At this morning’s presentation to the House Financial Services Committee, Federal Reserve Board Chairman Ben Bernanke said reductions of the Fed’s bond-buying program, known as Quantitative Easing or simply QE, is “by no means on a preset course” and that the Fed could leave the program intact-or even increase purchases-if warranted.

Most Fed watchers and financial market participants — including many gold traders and investors — are betting QE3 will continue with monthly asset purchases of $85 billion for another quarter or two before a gradual reduction and winding down of the current super-accommodative monetary policy.

But what if labor market conditions worsen and the unemployment rate begins rising — in contrast to popular expectations?? That could easily happen if the U.S. economy stumbles in the months ahead.

Today’s disappointing news that housing starts fell 9.9 percent in June shows the economy’s vulnerability. And, with mortgage interest rates up sharply in the last month, the Fed is now under pressure to step up its purchases of mortgage-backed securities to support new home construction.

Meanwhile, economic growth in America’s export markets, led my Europe and China, is also on the decline and the rise in the dollar exchange rate is making us less competitive with our major trading partners. Net exports have contributed great deal to U.S. GDP in recent years — but we can’t count on this to continue.

And, don’t dismiss fiscal policy and sequestration. Reduced federal spending and furloughed government employees are gradually, almost imperceptibly, retarding business activity and damaging the economy. This is precisely the wrong time to cut spending and balance the budget

Most business economists and government forecasters, especially at the Fed, are continuing to view the economy through rose-colored glasses. But, contrary to popular expectations, the economic indicators are likely to paint a picture of a slowing economy, an economy at risk of tipping into recession.

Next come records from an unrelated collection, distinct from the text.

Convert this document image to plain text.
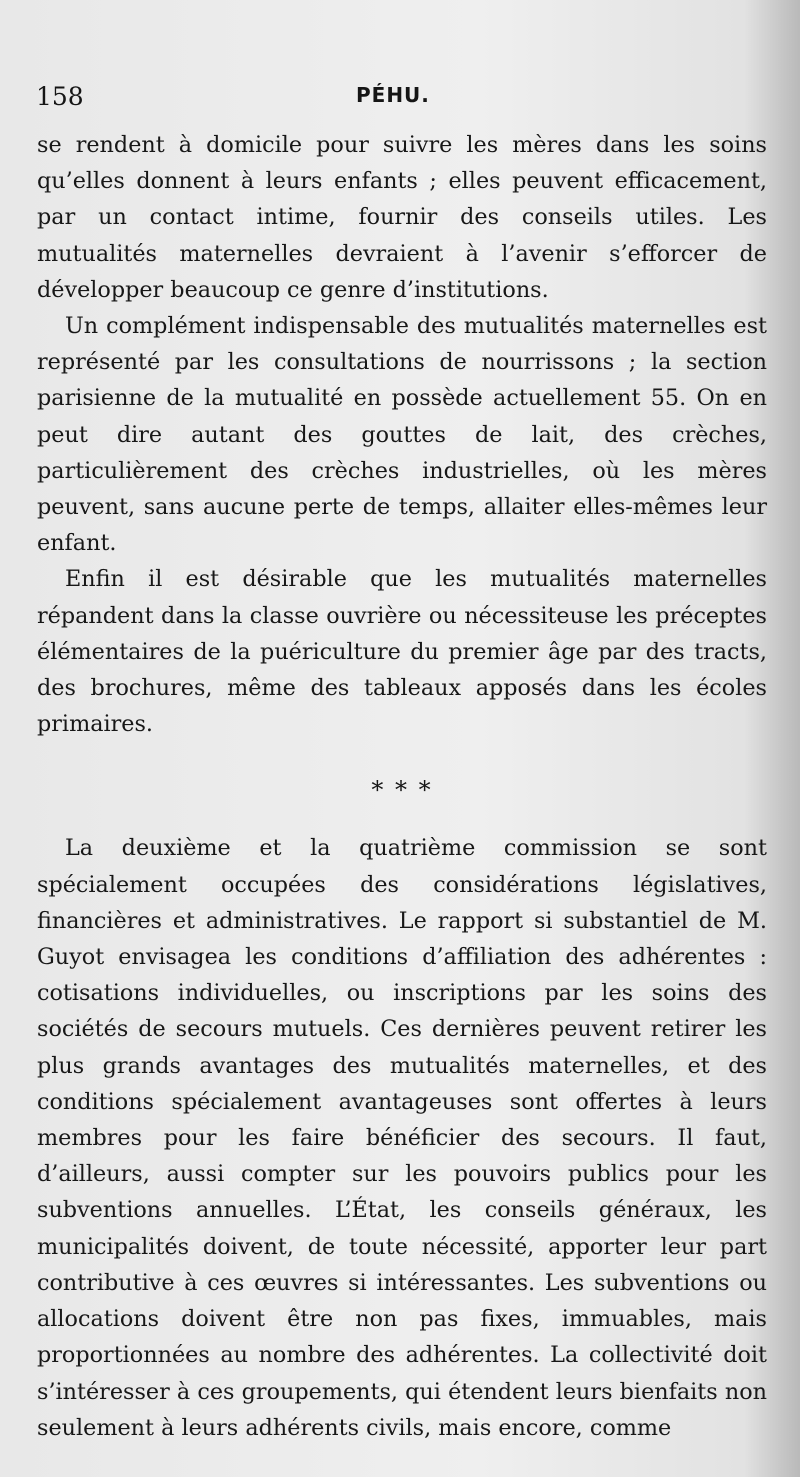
158	PÉHU.

se rendent à domicile pour suivre les mères dans les soins qu’elles donnent à leurs enfants ; elles peuvent efficacement, par un contact intime, fournir des conseils utiles. Les mutualités maternelles devraient à l’avenir s’efforcer de développer beaucoup ce genre d’institutions.

Un complément indispensable des mutualités maternelles est représenté par les consultations de nourrissons ; la section parisienne de la mutualité en possède actuellement 55. On en peut dire autant des gouttes de lait, des crèches, particulièrement des crèches industrielles, où les mères peuvent, sans aucune perte de temps, allaiter elles-mêmes leur enfant.

Enfin il est désirable que les mutualités maternelles répandent dans la classe ouvrière ou nécessiteuse les préceptes élémentaires de la puériculture du premier âge par des tracts, des brochures, même des tableaux apposés dans les écoles primaires.

* * *

La deuxième et la quatrième commission se sont spécialement occupées des considérations législatives, financières et administratives. Le rapport si substantiel de M. Guyot envisagea les conditions d’affiliation des adhérentes : cotisations individuelles, ou inscriptions par les soins des sociétés de secours mutuels. Ces dernières peuvent retirer les plus grands avantages des mutualités maternelles, et des conditions spécialement avantageuses sont offertes à leurs membres pour les faire bénéficier des secours. Il faut, d’ailleurs, aussi compter sur les pouvoirs publics pour les subventions annuelles. L’État, les conseils généraux, les municipalités doivent, de toute nécessité, apporter leur part contributive à ces œuvres si intéressantes. Les subventions ou allocations doivent être non pas fixes, immuables, mais proportionnées au nombre des adhérentes. La collectivité doit s’intéresser à ces groupements, qui étendent leurs bienfaits non seulement à leurs adhérents civils, mais encore, comme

Fed Chairman Bernanke warned in today’s Congressional testimony, if “the outlook for employment were to become less favorable [as we think it will], if inflation did not appear to be moving back toward two percent, or if financial conditions — which have tightened recently — were judged to be insufficiently accommodative . . . the Fed would be prepared to employ all of its tools, including an increase in the pace of purchases.”

In other words, we could see increased quantitative easing later this year if the economy stumbles badly. As with the past announcements of QE1, QE2, and QE3, the launch of QE4 could give gold quite a jolt into higher territory.